Below you can see an example of how I write records to Timestream with the boto3 library for Python.

import boto3

timestream = boto3.client('timestream-write')

try:
    timestream.write_records(
        DatabaseName='MarketWatch', 
        TableName='Snapshots',
        CommonAttributes={
            'Time': str(int(time())),
            'TimeUnit': 'SECONDS'
        },
        # each chunk can hold up to 100 records
        Records=chunk
    )
except client.exceptions.RejectedRecordsException as err:
    print({'exception': err})
    for rejected in err.response['RejectedRecords']:
        print({
            'reason': rejected['Reason'], 
            'rejected_record': chunk[rejected['RecordIndex']]
        })

Another perceived limitation is that each record can only hold one measurement (name and value).
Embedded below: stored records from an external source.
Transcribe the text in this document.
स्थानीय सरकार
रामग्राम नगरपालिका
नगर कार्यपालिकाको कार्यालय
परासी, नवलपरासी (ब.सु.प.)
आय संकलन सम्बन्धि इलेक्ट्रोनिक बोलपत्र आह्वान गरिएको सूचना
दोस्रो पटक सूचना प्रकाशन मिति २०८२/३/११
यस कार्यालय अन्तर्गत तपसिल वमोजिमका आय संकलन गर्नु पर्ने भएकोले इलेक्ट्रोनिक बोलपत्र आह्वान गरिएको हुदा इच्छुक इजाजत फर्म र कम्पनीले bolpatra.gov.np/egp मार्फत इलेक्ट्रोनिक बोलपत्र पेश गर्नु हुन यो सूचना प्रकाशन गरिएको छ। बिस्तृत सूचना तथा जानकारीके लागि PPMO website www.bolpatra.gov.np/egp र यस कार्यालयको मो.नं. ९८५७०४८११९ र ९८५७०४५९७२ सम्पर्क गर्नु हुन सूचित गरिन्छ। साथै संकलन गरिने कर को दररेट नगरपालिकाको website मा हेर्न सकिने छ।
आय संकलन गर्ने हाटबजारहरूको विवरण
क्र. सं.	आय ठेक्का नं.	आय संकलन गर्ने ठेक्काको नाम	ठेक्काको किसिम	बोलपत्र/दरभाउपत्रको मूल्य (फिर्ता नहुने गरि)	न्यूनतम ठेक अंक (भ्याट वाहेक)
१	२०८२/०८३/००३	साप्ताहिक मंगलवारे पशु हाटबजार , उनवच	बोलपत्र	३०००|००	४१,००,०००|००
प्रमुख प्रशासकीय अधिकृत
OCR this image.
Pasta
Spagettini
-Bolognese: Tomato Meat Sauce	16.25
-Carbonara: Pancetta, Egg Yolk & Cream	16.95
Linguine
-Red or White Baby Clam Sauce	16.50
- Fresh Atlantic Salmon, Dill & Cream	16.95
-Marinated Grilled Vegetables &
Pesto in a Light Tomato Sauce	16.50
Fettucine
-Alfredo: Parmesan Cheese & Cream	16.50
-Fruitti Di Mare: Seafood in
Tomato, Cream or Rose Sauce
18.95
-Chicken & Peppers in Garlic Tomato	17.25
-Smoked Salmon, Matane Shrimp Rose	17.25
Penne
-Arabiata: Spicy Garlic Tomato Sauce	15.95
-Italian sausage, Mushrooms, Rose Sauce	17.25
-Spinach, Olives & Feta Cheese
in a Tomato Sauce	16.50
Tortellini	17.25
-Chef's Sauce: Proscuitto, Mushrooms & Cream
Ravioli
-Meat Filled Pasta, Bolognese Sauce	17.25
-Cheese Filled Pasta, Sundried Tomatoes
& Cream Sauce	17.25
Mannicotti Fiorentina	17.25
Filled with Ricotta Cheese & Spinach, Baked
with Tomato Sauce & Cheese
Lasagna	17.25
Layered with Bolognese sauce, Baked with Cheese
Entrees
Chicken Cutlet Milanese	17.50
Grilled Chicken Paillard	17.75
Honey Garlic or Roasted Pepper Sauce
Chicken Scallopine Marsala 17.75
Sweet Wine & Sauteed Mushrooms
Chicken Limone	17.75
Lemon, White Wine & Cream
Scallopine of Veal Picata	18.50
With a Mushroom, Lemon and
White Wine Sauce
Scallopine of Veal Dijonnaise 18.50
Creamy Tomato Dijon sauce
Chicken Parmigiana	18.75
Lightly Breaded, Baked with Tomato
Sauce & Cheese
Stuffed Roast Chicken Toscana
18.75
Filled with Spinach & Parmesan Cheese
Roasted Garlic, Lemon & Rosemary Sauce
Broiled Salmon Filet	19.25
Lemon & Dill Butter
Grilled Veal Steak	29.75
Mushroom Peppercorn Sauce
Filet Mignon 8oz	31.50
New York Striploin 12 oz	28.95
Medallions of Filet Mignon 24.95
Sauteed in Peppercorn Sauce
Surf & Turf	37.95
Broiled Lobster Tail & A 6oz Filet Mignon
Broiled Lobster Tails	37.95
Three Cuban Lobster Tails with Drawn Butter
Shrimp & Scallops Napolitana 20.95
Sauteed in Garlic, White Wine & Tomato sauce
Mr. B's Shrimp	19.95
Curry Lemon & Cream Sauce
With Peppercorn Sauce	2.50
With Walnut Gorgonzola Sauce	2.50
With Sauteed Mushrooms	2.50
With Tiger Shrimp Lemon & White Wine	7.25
Assuming you have a vehicle with 200 sensors, you could write that into DynamoDB with one request, while Timestream already needs two. However this is pretty easy to compensate and I couldn't come up with a good acceess pattern where you must combine different measurement types (e.g. temperature and voltage) in a single query.

Last but not least, Timestream does not have provisioned throughput yet. Especially when collecting data from a fleet of IoT sensors it would be nice to limit the ingestion to not cause cost spikes that may be caused by a bug in the sensors. In my tests the cost for writing records has been negligible though.

Summary

I moved my timeseries data to Timestream, but added another DynamoDB table for precomputing user facing data. While my cost stayed roughly the same, I now have cheap long term storage at 12% of the previous price.

DynamoDB is faster for targeted queries, whereas Timestream is better for analytics that include large amounts of data. You can combine both and precompute data that needs fast access.

Trying out queries is key to understanding if it fits your use case and its requirements. You can do that in the timestream console with the AWS examples. Beware of frequent reads and monitor your spending.

Try it out

Try out one of the sample databases through the Timestream console or replicate some of the data you write to DynamoDB into Timestream. You can achieve the latter for example with DynamoDB streams.

For some more inspiration, check out the timestream tools and samples by awslabs on GitHub.